Let’s face it, women are disproportionately impacted by COVID-19 in every aspect of their lives; from access to education and health care, to economic security and personal safety.

Research released in 2019 on the Women and Girls Data Platform  shows that women of color across our state have inadequate access to health insurance. This is exacerbated as the unemployment numbers continue to soar and more women lose access to health benefits.

While women have borne the brunt of inequality for far too long, the disparities are even greater for black, brown, Native American and other minority women. For instance, minority populations are at a greater risk of contracting COVID-19, as many already struggle with pre-existing health conditions such as asthma, diabetes, heart disease and high blood pressure.
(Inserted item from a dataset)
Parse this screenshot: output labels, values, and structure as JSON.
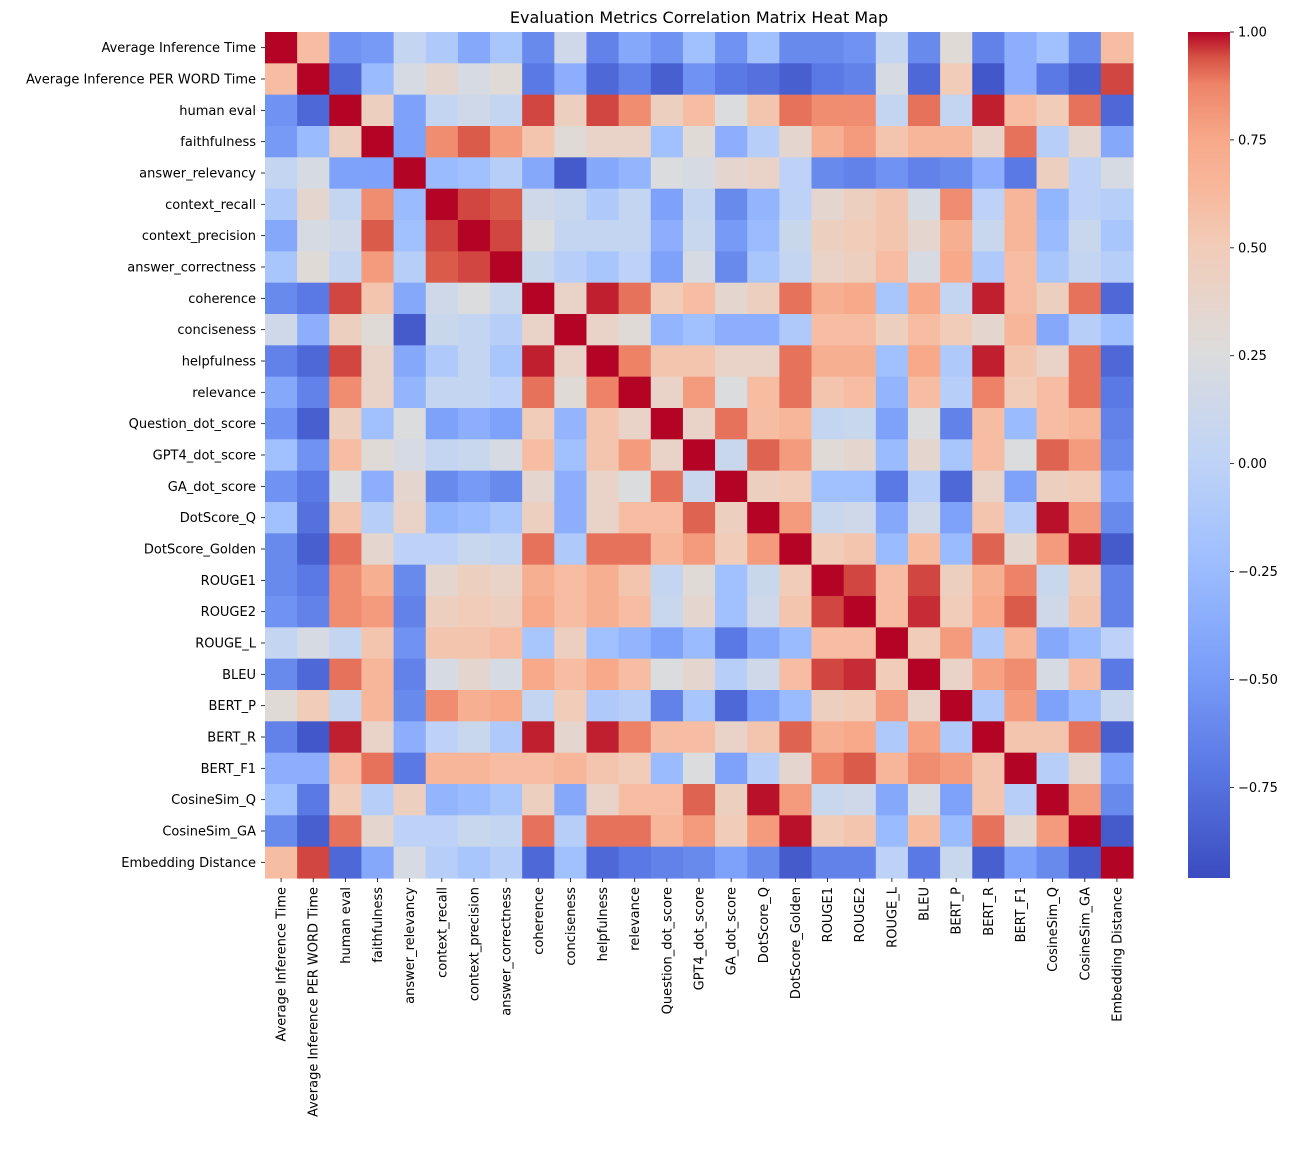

The economic threats are equally alarming. Women carry most of the student debt and women of color face the largest wage gaps in our state. In Connecticut, women typically earn $0.84 for every dollar paid to white men; black women earn even less, typically $0.57 cents for every dollar; while Latinas earn $0.48 cents, Asians earn $0.83 and Native women earn just $0.55.

Women and women of color make up 67% of the low wage workforce in Connecticut.  This makes them even more vulnerable to job loss and less likely to have access to paid sick days and paid family leave to care for themselves or family members.

Women also make up the majority of workers on the front lines in the battle against COVID-19.  Nationally, women make up 80% of healthcare workers, 66% of grocery store workers and 93% of childcare workers.

The socio-economic impact on women of color is staggering. Add to the mix the increased threats to women’s safety.  With most states implementing a “stay home, stay safe” policy, women are more at risk for increased violence and must be protected. Most victims of abuse, domestic violence, and human trafficking have little to no options but to shelter in place with their abusers.

Collectively, we represent organizations that stand ready to respond to the growing needs of women, girls and families in our community.  Yes, it is important to flatten the number of people impacted by COVID-19, but it is critical to simultaneously flatten the health and economic disparities of women in our community, especially women of color.

We implore our state leaders to keep women at the forefront of the health and economic response, but must especially address the inequities faced by women and girls of color.  It is imperative we do the following:

  • Ensure the state’s COVID-19 task force and leadership teams have strong representation of women of color.
  • Conduct social science research and collect data specifically focused on the trauma caused by the coronavirus, and how the virus is disproportionately impacting women and people of color, physically, mentally and emotionally.
  • Continue to source and provide proper PPE to all front line workers, including healthcare, child-care and service industry workers so they can protect themselves, their families and the community at large.
  • Make sure women and minority-owned businesses are receiving timely information, support and access to small business loans, lines of credit and other financial support to maintain and/or resurrect their businesses.
  • While there is an increased need for essential workers at grocery stores, manufacturing hubs, and places like Amazon, we must make sure there is continued opportunities for women to earn self-sustaining wages with health benefits.
  • Continue to review, analyze and provide support services for women to ensure they have access to affordable housing, food, and, increasingly important given school closings, technology to support distance learning for themselves and their families.

Working women and their families already struggle to stay healthy and pay bills while taking care of children, elderly parents and other family members vulnerable to COVID-19. Nonprofits throughout our community are rising to the challenge to serve underserved and marginalized women and their families.

Jenny Steadman, Kate Farrar and Adrienne Cochrane.

Our leaders in the government, nonprofit, corporate and philanthropic sectors have two choices: keep doing the same things and expect different outcomes, or take this opportunity to reset who we value and address these inequities.

As women leaders, we speak in one voice and are committed to ensuring women of color are heard and represented. We will continue to do our part. State and local officials must do the same.

Adrienne W. Cochrane is the Chief Executive Officer of the YWCA Hartford Region in Hartford. Kate C. Farrar is the Executive Director of the Connecticut Women’s Education and Legal Fund (CWEALF), Hartford. Jenny Steadman is the Executive Director of the Aurora Women and Girls Foundation, West Hartford.